Slashdot Mirror


Graphene Could Be Dangerous To Humans and the Environment

Zothecula (1870348) writes "It's easy to get carried away when you start talking about graphene. Its properties hold the promise of outright technological revolution in so many fields that it has been called a wonder material. Two recent studies, however, give us a less than rosy angle. In the first, a team of biologists, engineers and material scientists at Brown University examined graphene's potential toxicity in human cells. Another study by a team from University of California, Riverside's Bourns College of Engineering examined how graphene oxide nanoparticles might interact with the environment if they found their way into surface or ground water sources."

8 of 135 comments (clear)

  1. Yeah, but... by Anonymous Coward · · Score: 5, Funny

    Is it more toxic than the widely-used dihydrogen monoxide?

  2. Re:One word by Anonymous Coward · · Score: 5, Funny

    That's two words!

  3. Re:Grey goo by Anonymous Coward · · Score: 5, Informative

    Ever since I first heard about the idea of grey goo, I've always wondered why no-one realises that grey goo already exists: they're called bacteria and viruses. They reproduce unchecked, can have catastrophic consequences for all other forms of life, and are largely carbon-based nano-machines.

    The idea of self-replicating small entities is the same, but that bacteria is micrometer scale not nanoscale aside, the difference is the scenario where gray goo consume everything. Virus replicate only within living cells, and most of them in a non-deadly (even if somewhat harmful) symbiosis with the host. Grey goo nano-machines consume raw materials, not only us, but all the stuff around us (including what we try to contain them with).

  4. Wonder material by Anonymous Coward · · Score: 5, Insightful

    A wonder material that turns out to be extremely dangerous?

    You don't say? http://en.wikipedia.org/wiki/Asbestos

  5. This time will be different! by Anonymous Coward · · Score: 5, Insightful

    The biological properties of lead were very well known.
    Didn't keep people from adding it to fuel and blowing it out of the tail pipes of virtually every car for a couple of decades.
    This time it's nano materials.
    The only thing we learn from history is that we don't learn from history.

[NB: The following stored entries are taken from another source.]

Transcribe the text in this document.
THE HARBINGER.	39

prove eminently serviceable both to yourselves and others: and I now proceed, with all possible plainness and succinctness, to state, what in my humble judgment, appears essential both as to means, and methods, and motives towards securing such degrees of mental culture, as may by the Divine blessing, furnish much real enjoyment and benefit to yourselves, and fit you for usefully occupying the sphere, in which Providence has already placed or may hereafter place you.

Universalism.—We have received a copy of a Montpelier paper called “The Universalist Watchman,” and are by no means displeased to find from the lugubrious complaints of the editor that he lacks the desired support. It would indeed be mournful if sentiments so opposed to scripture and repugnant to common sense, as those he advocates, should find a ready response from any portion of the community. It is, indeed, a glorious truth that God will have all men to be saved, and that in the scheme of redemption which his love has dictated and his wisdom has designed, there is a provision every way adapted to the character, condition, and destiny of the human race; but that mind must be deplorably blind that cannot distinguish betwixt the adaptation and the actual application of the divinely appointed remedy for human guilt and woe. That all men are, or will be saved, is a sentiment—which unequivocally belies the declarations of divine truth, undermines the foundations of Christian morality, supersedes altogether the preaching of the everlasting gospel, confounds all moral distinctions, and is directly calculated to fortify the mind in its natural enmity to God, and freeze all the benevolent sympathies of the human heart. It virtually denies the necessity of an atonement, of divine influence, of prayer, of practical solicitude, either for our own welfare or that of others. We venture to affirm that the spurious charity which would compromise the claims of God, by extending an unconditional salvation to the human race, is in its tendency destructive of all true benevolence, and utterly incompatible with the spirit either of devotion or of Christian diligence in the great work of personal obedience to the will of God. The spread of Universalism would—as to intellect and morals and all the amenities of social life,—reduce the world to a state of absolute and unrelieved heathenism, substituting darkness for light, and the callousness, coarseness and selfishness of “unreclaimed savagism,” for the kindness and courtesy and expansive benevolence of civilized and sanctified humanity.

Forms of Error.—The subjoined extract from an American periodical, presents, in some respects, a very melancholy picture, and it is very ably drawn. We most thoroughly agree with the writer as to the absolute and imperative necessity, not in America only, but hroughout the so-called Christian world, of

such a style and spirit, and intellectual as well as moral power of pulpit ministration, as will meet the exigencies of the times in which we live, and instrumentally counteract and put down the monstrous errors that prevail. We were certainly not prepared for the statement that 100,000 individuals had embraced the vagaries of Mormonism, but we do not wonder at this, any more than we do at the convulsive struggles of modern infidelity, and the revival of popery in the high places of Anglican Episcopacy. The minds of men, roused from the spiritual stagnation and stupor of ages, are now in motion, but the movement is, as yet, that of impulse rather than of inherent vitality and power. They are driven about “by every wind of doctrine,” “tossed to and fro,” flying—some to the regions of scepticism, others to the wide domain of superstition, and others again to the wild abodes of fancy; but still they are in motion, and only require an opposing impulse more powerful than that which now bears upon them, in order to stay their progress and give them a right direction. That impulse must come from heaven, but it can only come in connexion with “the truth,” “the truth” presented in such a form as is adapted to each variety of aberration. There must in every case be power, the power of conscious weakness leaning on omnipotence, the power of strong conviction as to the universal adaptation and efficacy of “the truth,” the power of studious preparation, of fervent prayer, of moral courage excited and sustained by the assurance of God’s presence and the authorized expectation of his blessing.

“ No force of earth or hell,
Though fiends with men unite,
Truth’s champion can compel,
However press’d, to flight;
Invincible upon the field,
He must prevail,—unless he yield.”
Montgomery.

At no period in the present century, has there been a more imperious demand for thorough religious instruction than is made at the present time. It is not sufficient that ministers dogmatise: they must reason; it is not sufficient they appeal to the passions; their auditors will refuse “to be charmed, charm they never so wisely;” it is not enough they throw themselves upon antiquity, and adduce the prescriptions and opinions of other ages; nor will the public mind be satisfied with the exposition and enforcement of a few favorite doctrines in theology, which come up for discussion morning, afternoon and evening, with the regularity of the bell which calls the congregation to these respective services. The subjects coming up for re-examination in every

    1. Re:This time will be different! by Sockatume · · Score: 5, Insightful

      Begging your pardon, but isn't the fact that graphene is being studied for low-level toxicity and environmental impacts before it's in actual use evidence that we have, in fact, learned from history?

      --
      No kidding!!! What do you say at this point?
  6. Order of Magnitude? by AlecC · · Score: 5, Insightful

    It is hardly surprising that graphene can, in some circumstances, be dangerous. Exhaust particulates, which he have known for years are dangerous, contain (now we know what we are looking for) large numbers of graphene nanoparticles, which may well contribute to their damaging effects. Just about every chemical ever tested has bad effects at some scale. What I didn't get from either article was any sense of the scale of the danger. Obviously, it is early days in the research, and one would only expect an order of magnitude estimate. But is is such a danger that we should not allow graphene products into the home lest they spill, or merely one which demands normal safety precautions in the factories for future graphene products? A warning of danger without some idea of the scale of the problem is just sensationalist: it induces fear without giving any idea as to what should be done, if anything,

    --
    Consciousness is an illusion caused by an excess of self consciousness.
  7. Oxidane by tepples · · Score: 5, Informative

    Dihydrogen monoxide, hydrogen hydroxide, hydroxylic acid, etc. are all humorous names for the abundant compound oxidane. In solid phase it's also called ice, in liquid phase it's water, and in gas phase it's steam. It doesn't have the same sort of allotropic variation as elemental carbon.